What do you think of the idea that we consider something a moral value rather than a typical preference if we consider that it is in danger of being modified?

For example, murder is the example often thrown about as something that is universally immoral. However, this is also something that humans do. While humans often say that they shouldn't murder, they often decide in specific circumstances that taking a life is something they should do. This value to not kill seems particularly modifiable.

(I said something similar yesterday but reading that post I see I didn't communicate well.)

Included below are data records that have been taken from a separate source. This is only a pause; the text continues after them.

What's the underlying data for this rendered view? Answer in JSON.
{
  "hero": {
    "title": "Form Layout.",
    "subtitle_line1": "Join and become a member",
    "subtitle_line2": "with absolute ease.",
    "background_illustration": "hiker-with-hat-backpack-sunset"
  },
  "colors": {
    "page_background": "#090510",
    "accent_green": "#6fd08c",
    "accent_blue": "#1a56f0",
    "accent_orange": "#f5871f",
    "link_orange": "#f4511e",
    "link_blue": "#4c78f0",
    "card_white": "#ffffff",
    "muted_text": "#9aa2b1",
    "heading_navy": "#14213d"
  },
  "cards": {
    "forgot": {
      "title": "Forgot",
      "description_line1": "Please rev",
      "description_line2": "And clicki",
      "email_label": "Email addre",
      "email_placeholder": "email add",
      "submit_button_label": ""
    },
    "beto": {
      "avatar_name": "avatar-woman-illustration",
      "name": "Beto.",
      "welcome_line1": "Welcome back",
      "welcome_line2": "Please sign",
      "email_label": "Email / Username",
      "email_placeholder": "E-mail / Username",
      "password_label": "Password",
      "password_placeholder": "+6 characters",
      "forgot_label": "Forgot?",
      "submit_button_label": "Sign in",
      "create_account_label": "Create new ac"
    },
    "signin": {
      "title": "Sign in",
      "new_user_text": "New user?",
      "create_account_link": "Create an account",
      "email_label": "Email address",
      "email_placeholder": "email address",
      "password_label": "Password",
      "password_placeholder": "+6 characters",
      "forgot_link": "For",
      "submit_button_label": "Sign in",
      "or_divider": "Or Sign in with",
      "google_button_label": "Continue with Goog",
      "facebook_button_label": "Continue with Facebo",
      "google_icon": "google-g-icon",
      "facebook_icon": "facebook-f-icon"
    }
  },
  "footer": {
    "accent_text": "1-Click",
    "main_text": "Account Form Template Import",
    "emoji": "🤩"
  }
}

As sets, we can think of all of our preferences contained within a set P. Of those preferences, we can either value them to some extent feel indifferently about them. Let these be sets 'PV' and 'P~V'. (For example, I don't care which color I prefer or whether I have allergies, so these preferences would be in 'P~V'. Not wanting people to die and wanting to eat when I'm hungry so I don't starve would be in 'PV'.) Then within 'PV' there is a further division: preferences are either stable ('PVS') or not stable ('PV~S'). Only preferences in the last category PV~S would be considered moral preferences.

I'm parsing things that you call 'moral' as 'things that your utility function assigns terminal utility.' Tell me if this is incorrect. Also, my apologies in advance if I ramble -- I'm thinking as I type.

So, Gandhi won't take a pill that would make him want to kill people because it would increase the probability of a person dying in a given time interval -- since Gandhi's utility function assigns negative utility to people dying, he won't do this because it's going to net him negative expected utility. The only reason that he would do this is if there was some cost for not taking the pill or some benefit for taking the pill that would cause (expected utility from taking the pill) to be greater than (expected utility from not taking the pill).

You assign negative utility to not having strong allergic reactions -- if you take a pill so that there is a smaller probability that you will have a strong allergic reaction in a given time interval, you taking the pill nets you positive expected utility, given that there are no costs associated with doing so that outweigh the benefits.

I'm going to assume that when you mentioned taking a drug that would make you "not care about pollen" that this drug causes you to not physically react to pollen, causing the positive utility in the previous paragraph. This wouldn't change your utility function itself; you're just optimizing the world around you so that (~allergy) is true instead of (allergy), with relation to yourself. This is different from the Gandhi scenario, because Gandhi's changing his utility function itself -- he is taking a psychoactive drug, in the strongest sense of the word.

I see the main distinction between decisions that involve taking actions that change your utility function itself and those that don't to be that changing your utility function itself is much riskier than changing the world around it. Gandhi probably wouldn't take a pill that make him kill people even if someone validly precommitted to kill twenty people if he didn't, because he's aware that the cost of him optimizing for negative utility instead of positive utility for the rest of his life is really big.

This was the question you asked:

Specifically, is willingness to self-modify about X a good guide to whether X is morally significant?

That might be a useful heuristic. However, I note that it doesn't apply at the extreme cases -- where there are enormous costs for not self-modifying. It also generates some false positives: there are a whole lot of things about myself that I just wouldn't dare mess with because I'm not sure that they wouldn't break the rest of me.